Polemik menghadiahkan pahala.
Ini salah satu tema yang sengit diperselisihkan di tengah masyarakat kita.
Tahukah anda bahwa Imam Ahmad bin Hambal, dan juga Ibnu Taimiyah rahimahumallah termasuk yang menyatakan bahwa praktek menghadiahkan pahala kepada orang yang telah meninggal dunia itu boleh dan bisa sampai?
Namun apakah mereka mengajarkan batasan waktu tertentu seperti 3, 7, 40, setahun untuk praktek pengiriman pahala tersebut?
Jawabaannya tidak.
Pendapat di atas ditentang oleh ulama lain, salah satunya oleh Imam Syafii dalam salah satu pendapatnya.
Uniknya, sebagian dalil kedua pendapat ini sama, hanya saja beda cara pendalilannya.
Misalnya: hadits tentang menghajikan orang yang sudah meninggal dunia atau mengqadho’ puasanya.
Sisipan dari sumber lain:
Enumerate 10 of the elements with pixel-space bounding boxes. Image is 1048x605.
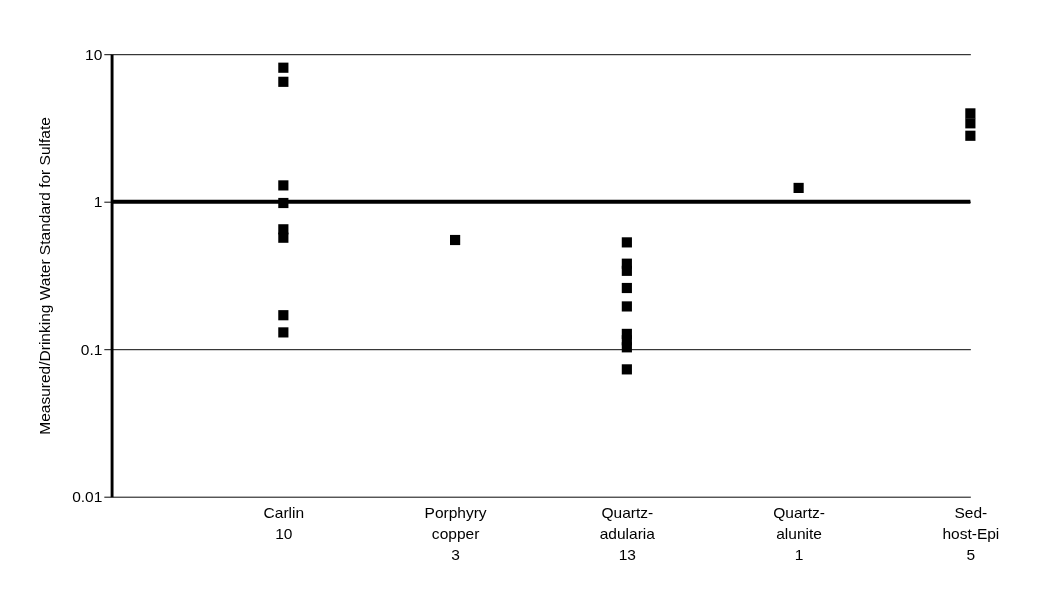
- x-tick-label: Quartz- alunite 1: [773, 503, 825, 564]
- y-tick-label: 10: [85, 45, 103, 63]
- y-axis-title: Measured/Drinking Water Standard for Sulfate: [35, 117, 53, 435]
- x-tick-label: Sed- host-Epi 5: [942, 503, 1000, 564]
- x-tick-label: Porphyry copper 3: [424, 503, 487, 564]
- x-tick-label: Quartz- adularia 13: [599, 503, 656, 564]
- y-tick-label: 1: [93, 193, 103, 211]
- y-tick-label: 0.1: [80, 340, 103, 358]
- y-tick-label: 0.01: [72, 488, 103, 506]
- x-tick-label: Carlin 10: [263, 503, 305, 542]
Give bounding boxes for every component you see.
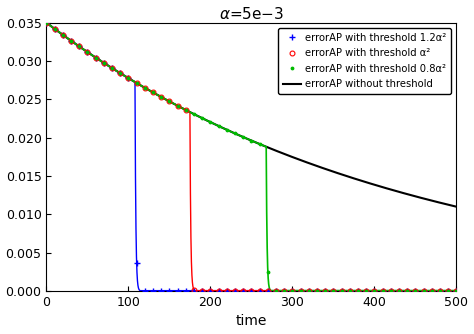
errorAP with threshold 1.2α² <box>175 289 181 293</box>
errorAP with threshold 0.8α² <box>175 104 181 108</box>
errorAP with threshold α² <box>454 289 459 293</box>
errorAP with threshold α² <box>134 81 139 85</box>
errorAP with threshold 1.2α² <box>454 289 459 293</box>
Line: errorAP with threshold α²: errorAP with threshold α² <box>44 20 459 293</box>
errorAP with threshold 1.2α² <box>322 289 328 293</box>
errorAP with threshold 0.8α² <box>134 81 139 85</box>
errorAP with threshold 0.8α² <box>454 289 459 293</box>
Title: $\alpha$=5e$-$3: $\alpha$=5e$-$3 <box>219 6 284 22</box>
errorAP with threshold 0.8α² <box>166 100 172 104</box>
errorAP with threshold 1.2α² <box>347 289 353 293</box>
errorAP with threshold 0.8α² <box>446 289 451 293</box>
errorAP with threshold α² <box>446 289 451 293</box>
Legend: errorAP with threshold 1.2α², errorAP with threshold α², errorAP with threshold : errorAP with threshold 1.2α², errorAP wi… <box>278 28 451 94</box>
errorAP with threshold 1.2α² <box>134 261 139 265</box>
errorAP with threshold 0.8α² <box>347 289 353 293</box>
errorAP with threshold 0.8α² <box>273 289 279 293</box>
Line: errorAP with threshold 0.8α²: errorAP with threshold 0.8α² <box>44 20 459 293</box>
Line: errorAP with threshold 1.2α²: errorAP with threshold 1.2α² <box>43 20 460 294</box>
errorAP with threshold 1.2α² <box>183 289 189 293</box>
errorAP with threshold α² <box>166 100 172 104</box>
errorAP with threshold 0.8α² <box>44 21 49 25</box>
errorAP with threshold α² <box>44 21 49 25</box>
errorAP with threshold 0.8α² <box>322 289 328 293</box>
errorAP with threshold 1.2α² <box>142 289 148 293</box>
errorAP with threshold 1.2α² <box>446 289 451 293</box>
errorAP with threshold α² <box>322 289 328 293</box>
errorAP with threshold α² <box>347 289 353 293</box>
errorAP with threshold 1.2α² <box>44 21 49 25</box>
errorAP with threshold α² <box>175 104 181 108</box>
X-axis label: time: time <box>236 314 267 328</box>
errorAP with threshold α² <box>200 289 205 293</box>
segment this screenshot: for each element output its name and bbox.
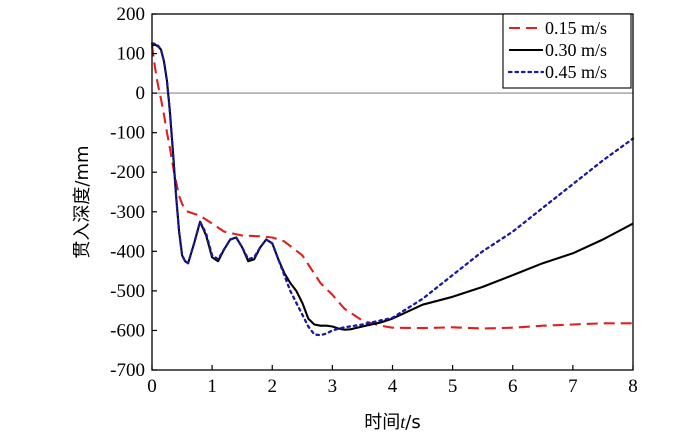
x-tick-label: 2 [268, 376, 278, 397]
x-axis-title-part: 时间 [364, 412, 400, 433]
y-tick-label: 0 [136, 83, 146, 104]
series-line-0-45-m-s [150, 42, 635, 337]
x-tick-label: 8 [628, 376, 638, 397]
x-tick-label: 5 [448, 376, 458, 397]
x-axis-title-variable: t [400, 412, 406, 432]
y-tick-label: -600 [110, 320, 145, 341]
x-tick-label: 3 [328, 376, 338, 397]
x-tick-label: 1 [207, 376, 217, 397]
legend-label: 0.15 m/s [545, 18, 607, 38]
legend-label: 0.45 m/s [545, 62, 607, 82]
y-tick-label: -300 [110, 202, 145, 223]
series-layer [150, 42, 635, 337]
legend: 0.15 m/s0.30 m/s0.45 m/s [502, 13, 632, 89]
y-tick-label: 100 [117, 44, 146, 65]
x-tick-label: 6 [508, 376, 518, 397]
legend-label: 0.30 m/s [545, 40, 607, 60]
x-tick-label: 4 [388, 376, 398, 397]
x-axis-title-part: /s [405, 412, 420, 433]
series-line-0-15-m-s [150, 45, 633, 330]
y-tick-label: -500 [110, 281, 145, 302]
x-axis-title: 时间t/s [364, 412, 420, 433]
y-tick-label: -700 [110, 360, 145, 381]
y-tick-label: 200 [117, 4, 146, 25]
y-tick-label: -200 [110, 162, 145, 183]
y-tick-label: -400 [110, 241, 145, 262]
tick-layer: 0 1 2 3 4 5 6 7 8 200 100 0 -100 -200 -300 -400 -500 -600… [110, 4, 638, 397]
x-tick-label: 7 [568, 376, 578, 397]
x-tick-label: 0 [147, 376, 157, 397]
y-axis-title: 贯入深度/mm [72, 145, 93, 258]
y-tick-label: -100 [110, 123, 145, 144]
Yang membolehkan berdalil bahwa kedua dalil di atas bukti nyata adanya konsep kirim pahala kepada orang lain.
Namun yang menolak, berdalil bahwa kedua dalil itu
Justru menolak pengiriman pahala, karena hanya ibadah ibadah tertentu yang dibolehkan adanya perwakilan, andai konsep kirim pahala terbuka lebar niscaya Nabi shallalahu alai wa sallam membuat pernyataan yang bersifat umum, sehingva mudah dipahami dan tidak timbul kesalah pahaman di tengah ummatnya.
Ditambah lagi konsep dasar dalam ibadah adalah tauqifi alias tidak berlaku kaedah qiyas.
Dan masih panjang diskusi antara dua pendapat di atas.
Silahkan simak kelanjutannya di Majmu’ Fatawa Ibnu Taimiyyah atau kitab lainnya yang membantah pendapat Ibnu Taimiyyah.
Yang jelas, Imam Ahmad dan Ibnu Taimiyyah tidak dianggap ahli bid’ah karena berpendapat seperti di atas dan sebaliknya yang menolak pendapat itu juga tidak diponis keluar dari rumah besar Ahlussunnah wa al jamaah.
Asyik kan mengikuti diskusi antara ulama’ itu?